Improvements in weaving, dyeing, printing, thread, and construction find places in quilts of all kinds. Today's traditional quilters use computerized sewing machines, machine quilting, rotary cutters, acrylic rulers for every conceivable corner and curve, mylar and freezer-paper templates, several types of glue, and on and on.

Traditional quilting, however, incorporates more new techniques and leaves behind more old constraints with each passing year. Increasingly, the name "art quilt" is a distinction between the quilting done by your grandmother and the quilting done by your sister.
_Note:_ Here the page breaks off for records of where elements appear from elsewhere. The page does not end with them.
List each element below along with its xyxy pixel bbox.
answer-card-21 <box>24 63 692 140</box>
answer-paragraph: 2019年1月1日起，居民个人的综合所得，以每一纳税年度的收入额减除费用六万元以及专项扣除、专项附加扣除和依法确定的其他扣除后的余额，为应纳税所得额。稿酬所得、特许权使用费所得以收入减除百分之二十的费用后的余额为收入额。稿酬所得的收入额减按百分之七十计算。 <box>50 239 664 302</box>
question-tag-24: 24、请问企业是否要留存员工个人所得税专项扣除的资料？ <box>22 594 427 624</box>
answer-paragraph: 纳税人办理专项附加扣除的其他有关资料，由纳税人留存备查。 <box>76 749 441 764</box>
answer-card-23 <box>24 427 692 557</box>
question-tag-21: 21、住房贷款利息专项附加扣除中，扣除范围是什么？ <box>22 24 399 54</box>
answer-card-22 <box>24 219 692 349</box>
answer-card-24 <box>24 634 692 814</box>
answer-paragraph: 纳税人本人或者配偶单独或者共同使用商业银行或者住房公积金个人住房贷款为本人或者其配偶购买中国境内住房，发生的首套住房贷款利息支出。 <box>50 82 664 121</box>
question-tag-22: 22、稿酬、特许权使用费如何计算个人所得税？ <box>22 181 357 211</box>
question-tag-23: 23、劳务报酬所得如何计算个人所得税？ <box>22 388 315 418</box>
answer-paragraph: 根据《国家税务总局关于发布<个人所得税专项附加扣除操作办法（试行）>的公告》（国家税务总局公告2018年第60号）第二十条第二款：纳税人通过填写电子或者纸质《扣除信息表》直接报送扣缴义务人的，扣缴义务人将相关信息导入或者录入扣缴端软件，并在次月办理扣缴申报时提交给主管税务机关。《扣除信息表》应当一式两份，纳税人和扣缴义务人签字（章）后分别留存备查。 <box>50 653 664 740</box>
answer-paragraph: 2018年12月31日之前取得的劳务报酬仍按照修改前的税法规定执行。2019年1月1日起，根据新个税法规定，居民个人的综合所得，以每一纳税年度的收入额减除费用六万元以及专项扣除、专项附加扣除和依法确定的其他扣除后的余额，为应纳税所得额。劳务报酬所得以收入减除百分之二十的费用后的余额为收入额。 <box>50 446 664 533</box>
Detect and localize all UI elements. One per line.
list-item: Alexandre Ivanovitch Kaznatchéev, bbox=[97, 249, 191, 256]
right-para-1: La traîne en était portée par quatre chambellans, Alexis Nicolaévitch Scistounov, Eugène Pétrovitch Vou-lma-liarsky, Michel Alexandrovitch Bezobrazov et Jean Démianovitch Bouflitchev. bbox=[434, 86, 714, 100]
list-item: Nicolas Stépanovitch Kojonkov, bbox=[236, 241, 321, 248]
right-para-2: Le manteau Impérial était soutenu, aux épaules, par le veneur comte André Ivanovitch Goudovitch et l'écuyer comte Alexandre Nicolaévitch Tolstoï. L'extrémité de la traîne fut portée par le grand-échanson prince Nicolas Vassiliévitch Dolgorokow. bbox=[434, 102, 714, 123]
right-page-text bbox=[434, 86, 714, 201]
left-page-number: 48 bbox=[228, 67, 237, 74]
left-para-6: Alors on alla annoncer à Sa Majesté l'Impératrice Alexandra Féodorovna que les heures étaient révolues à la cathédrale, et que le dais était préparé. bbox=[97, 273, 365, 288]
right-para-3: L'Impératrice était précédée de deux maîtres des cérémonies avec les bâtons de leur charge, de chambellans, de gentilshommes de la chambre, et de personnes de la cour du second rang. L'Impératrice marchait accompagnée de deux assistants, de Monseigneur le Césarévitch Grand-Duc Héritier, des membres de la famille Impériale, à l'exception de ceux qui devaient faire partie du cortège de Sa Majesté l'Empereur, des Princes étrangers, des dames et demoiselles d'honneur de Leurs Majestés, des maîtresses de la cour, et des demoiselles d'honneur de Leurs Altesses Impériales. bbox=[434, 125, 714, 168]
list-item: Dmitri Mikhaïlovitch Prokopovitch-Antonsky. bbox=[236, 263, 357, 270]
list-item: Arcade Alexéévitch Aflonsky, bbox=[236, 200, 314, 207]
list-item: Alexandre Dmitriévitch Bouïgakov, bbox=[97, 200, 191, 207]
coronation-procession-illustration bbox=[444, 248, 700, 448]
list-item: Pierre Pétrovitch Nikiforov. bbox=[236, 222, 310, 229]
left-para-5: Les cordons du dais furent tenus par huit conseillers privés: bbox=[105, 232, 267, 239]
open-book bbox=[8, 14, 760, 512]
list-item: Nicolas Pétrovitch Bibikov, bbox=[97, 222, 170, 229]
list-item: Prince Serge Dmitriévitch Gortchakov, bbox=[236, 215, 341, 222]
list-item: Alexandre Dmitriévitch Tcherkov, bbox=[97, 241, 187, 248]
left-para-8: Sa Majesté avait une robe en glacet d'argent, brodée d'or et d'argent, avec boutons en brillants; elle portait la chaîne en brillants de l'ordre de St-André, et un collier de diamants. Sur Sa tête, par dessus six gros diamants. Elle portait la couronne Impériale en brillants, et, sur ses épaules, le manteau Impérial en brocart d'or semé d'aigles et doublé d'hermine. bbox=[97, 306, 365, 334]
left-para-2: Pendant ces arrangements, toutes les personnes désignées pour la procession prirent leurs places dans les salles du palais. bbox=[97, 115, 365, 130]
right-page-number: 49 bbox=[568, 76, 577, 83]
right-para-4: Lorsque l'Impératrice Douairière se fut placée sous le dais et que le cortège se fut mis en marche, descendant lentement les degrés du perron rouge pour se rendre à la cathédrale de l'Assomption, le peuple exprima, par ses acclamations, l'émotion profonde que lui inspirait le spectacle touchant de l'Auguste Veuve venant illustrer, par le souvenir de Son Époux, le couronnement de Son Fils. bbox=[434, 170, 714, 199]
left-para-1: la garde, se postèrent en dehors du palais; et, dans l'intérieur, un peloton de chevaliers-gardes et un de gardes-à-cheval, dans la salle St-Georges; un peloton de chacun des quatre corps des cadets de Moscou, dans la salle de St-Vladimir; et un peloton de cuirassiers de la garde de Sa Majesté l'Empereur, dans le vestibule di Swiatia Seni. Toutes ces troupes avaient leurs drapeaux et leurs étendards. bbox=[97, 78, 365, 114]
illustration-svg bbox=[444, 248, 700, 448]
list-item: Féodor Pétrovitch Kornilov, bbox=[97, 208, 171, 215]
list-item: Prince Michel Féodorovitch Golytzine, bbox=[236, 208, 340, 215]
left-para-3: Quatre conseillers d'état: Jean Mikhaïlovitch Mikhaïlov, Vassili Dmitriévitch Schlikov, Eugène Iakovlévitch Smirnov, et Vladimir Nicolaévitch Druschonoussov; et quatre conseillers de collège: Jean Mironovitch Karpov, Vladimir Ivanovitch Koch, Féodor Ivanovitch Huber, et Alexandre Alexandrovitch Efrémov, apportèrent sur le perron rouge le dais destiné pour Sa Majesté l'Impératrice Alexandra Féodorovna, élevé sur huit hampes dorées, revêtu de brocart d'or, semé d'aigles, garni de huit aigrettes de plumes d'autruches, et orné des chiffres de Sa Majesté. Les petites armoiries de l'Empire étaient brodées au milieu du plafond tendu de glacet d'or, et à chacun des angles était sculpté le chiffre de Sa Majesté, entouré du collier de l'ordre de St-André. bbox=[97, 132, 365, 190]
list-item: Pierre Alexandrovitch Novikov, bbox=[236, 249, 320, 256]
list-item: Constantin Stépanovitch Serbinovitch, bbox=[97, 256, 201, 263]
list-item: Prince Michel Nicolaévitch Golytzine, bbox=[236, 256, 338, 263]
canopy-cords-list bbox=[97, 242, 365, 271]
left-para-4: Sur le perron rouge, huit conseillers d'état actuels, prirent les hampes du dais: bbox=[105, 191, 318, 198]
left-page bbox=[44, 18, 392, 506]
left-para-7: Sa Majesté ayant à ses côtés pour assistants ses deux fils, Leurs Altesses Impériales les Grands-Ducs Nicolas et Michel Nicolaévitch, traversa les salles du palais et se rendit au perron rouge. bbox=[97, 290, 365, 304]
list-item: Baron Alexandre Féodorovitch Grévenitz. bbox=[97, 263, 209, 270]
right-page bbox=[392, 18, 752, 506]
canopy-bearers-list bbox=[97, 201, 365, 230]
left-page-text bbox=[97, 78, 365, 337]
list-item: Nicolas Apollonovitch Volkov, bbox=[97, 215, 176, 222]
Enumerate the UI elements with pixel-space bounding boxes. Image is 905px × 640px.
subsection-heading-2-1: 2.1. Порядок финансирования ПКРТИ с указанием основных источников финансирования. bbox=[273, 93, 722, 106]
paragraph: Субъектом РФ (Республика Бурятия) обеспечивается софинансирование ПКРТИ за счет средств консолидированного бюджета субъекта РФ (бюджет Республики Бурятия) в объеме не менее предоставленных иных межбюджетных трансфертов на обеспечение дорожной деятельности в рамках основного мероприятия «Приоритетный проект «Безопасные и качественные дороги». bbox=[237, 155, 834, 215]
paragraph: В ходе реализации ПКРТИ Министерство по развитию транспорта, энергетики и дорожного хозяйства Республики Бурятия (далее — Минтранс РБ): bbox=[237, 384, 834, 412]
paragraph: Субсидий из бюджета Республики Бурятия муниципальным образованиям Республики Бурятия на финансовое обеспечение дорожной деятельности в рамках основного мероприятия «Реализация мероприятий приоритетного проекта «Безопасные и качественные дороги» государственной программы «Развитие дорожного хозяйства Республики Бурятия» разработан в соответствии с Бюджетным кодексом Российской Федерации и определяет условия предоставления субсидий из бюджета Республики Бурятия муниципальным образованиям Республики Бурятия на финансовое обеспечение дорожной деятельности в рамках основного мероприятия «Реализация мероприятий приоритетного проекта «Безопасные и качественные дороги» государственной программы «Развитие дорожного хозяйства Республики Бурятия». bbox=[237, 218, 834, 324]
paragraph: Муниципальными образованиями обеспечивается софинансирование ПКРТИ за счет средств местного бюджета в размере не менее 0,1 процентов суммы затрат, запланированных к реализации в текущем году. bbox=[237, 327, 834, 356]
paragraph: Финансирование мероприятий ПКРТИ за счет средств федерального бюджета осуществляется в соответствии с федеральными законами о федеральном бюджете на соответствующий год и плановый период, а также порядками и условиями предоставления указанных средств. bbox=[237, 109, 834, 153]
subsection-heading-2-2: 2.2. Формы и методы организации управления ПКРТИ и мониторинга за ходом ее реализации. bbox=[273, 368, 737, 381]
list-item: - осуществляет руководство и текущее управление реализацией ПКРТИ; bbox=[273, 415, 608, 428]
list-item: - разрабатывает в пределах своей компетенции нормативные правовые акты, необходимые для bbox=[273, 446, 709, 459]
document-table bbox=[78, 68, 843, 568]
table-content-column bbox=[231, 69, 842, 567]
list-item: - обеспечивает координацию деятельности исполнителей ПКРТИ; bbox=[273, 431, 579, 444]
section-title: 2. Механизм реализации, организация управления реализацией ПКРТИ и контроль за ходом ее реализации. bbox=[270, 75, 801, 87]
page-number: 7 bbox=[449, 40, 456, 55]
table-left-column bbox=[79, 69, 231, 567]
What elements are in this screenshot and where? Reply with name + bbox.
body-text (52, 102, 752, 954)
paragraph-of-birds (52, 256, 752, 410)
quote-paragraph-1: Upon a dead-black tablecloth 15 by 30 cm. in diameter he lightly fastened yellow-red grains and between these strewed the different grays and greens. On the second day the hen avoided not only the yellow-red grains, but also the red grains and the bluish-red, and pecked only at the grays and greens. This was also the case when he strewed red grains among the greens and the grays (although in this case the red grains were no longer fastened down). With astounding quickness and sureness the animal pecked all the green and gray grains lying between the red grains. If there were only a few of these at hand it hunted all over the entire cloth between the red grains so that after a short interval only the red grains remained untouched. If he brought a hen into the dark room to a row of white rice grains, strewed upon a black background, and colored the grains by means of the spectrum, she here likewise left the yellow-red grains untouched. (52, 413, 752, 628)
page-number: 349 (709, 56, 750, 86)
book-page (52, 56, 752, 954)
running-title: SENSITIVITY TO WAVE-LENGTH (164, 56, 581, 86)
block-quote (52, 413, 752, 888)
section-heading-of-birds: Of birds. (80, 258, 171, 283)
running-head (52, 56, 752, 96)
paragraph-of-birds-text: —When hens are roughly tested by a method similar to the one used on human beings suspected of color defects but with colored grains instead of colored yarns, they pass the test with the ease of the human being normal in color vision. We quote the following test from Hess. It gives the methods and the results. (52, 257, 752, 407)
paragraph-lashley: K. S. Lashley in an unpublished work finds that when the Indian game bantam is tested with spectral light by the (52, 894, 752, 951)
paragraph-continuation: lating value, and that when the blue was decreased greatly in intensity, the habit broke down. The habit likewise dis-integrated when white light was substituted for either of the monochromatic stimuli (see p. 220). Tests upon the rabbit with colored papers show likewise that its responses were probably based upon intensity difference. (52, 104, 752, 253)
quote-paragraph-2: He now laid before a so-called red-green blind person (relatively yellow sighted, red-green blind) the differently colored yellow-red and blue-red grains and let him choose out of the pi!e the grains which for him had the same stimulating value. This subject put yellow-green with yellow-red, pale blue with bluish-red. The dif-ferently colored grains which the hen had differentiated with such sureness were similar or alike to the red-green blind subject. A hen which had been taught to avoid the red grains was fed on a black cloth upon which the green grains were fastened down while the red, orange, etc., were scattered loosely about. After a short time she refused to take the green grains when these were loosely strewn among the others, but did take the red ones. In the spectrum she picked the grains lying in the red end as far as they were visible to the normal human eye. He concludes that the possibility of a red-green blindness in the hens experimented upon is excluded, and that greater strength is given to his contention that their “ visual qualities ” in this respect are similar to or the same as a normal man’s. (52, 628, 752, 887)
The term "Art" is unfortunate. "Art quilting" implies that traditional quilting is something less than art, which is ridiculous. Traditional quilting is art; art quilting is art too.












Yes, but is it quilting?

In 2010, one of the winning quilts in the International Quilt Festival in Houston, Texas, was a controversial work made by the artist Randall Cook of upstate New York.

The work showed a nude man whose buttocks were so emphasized in paint that they almost resembled a pair of breasts.

That quilt, and the reaction of traditional quilters, was part of the wonderful 2011 documentary Stitched, by Houston Chronicle reporter Jena Moreno.

It is true that gay themes are not part of traditional quilting. Still, as the line between art and traditional quilting continues to fade, the subject-matter distinction is fading as well.